The biggest productivity jump was not a better autocomplete. It was moving the model into a system where unfinished work has a place to live.
What I learned is uncomfortable: AI is good enough to replace a whole small company of developers for this kind of work. Not just autocomplete. Not just one coding agent waiting for a ticket. The loop is good enough to work autonomously once it has task state, credentials, repo boundaries, QA rules, and deploy paths.
We jumped from AI code autocomplete to AI coding agents. The next jump is already happening: from managing coding agents directly to managing PM-ish AI agents that manage coding agents for you. That is what OpenClaw is in this setup. It is the Telegram-facing PM/tech-lead layer that turns intent into tasks, task state, code work, QA, merge decisions, and deploy verification.

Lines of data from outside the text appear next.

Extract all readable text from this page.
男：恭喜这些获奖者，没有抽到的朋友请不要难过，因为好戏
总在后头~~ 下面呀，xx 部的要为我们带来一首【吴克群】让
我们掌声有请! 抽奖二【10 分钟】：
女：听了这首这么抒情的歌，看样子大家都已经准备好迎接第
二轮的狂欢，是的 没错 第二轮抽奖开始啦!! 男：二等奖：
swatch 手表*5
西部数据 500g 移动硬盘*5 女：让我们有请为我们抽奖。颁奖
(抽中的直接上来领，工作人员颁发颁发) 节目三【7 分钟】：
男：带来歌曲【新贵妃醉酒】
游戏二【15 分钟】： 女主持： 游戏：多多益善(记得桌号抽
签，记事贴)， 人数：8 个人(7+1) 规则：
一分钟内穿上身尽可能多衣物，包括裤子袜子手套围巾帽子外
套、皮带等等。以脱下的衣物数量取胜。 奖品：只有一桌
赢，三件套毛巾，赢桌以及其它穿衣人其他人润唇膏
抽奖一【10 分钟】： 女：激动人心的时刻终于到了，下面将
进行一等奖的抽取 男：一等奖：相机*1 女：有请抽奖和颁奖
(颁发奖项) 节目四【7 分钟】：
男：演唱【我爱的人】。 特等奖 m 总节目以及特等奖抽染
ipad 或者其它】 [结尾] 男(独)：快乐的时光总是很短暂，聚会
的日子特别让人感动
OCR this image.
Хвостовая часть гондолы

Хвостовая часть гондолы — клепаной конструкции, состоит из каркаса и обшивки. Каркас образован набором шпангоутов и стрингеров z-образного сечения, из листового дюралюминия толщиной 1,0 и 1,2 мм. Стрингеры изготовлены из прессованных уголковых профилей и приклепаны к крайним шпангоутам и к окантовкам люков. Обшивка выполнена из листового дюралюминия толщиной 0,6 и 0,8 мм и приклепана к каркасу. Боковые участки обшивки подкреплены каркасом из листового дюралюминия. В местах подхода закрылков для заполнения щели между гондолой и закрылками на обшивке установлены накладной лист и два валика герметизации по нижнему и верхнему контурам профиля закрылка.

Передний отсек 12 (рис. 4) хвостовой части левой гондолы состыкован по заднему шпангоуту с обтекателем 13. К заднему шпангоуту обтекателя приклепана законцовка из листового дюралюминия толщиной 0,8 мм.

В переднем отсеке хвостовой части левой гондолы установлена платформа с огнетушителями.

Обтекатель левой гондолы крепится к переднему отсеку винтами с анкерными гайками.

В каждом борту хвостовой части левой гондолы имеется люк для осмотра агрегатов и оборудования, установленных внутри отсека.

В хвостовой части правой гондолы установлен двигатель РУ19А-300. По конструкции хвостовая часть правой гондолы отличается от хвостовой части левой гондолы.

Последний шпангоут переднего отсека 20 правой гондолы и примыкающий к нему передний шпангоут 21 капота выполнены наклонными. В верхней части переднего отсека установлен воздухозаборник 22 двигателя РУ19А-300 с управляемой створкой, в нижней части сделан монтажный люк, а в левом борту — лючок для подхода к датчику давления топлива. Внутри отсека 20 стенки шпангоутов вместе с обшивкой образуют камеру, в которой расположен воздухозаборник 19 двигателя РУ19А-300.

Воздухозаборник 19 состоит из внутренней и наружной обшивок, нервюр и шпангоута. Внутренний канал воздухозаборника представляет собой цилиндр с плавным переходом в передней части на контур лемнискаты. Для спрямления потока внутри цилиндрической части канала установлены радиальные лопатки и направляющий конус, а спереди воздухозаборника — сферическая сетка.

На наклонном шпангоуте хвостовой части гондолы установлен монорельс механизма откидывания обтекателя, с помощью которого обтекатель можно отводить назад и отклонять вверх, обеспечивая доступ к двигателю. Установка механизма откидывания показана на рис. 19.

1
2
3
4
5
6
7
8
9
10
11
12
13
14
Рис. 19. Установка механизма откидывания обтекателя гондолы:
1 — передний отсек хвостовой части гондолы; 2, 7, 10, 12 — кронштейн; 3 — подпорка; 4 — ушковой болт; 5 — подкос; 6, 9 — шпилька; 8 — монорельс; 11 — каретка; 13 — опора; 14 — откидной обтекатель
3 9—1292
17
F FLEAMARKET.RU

There is no realistic way to keep up by reading all the code in this loop. There is too much code and there are too many PRs. Also, frankly, AI is now better at reviewing PRs, chasing regressions, and doing repetitive QA than any human trying to supervise a big set of projects by hand. The human job shifts from reading every diff to setting boundaries, evaluating outcomes, and deciding what matters.
My guess is that very few people, probably fewer than a few dozen, are fully embracing a complete AI-agent dev cycle like this. “Vibe coding” became “agentic engineering,” and then “full-cycle dev team work,” in under six months. It is moving so fast that most people are not even trying to keep up.
If you want to stay relevant, you have to keep up. Not with every repo, PR, or implementation detail. With the workflow shift itself.
That is the part I want other builders to steal.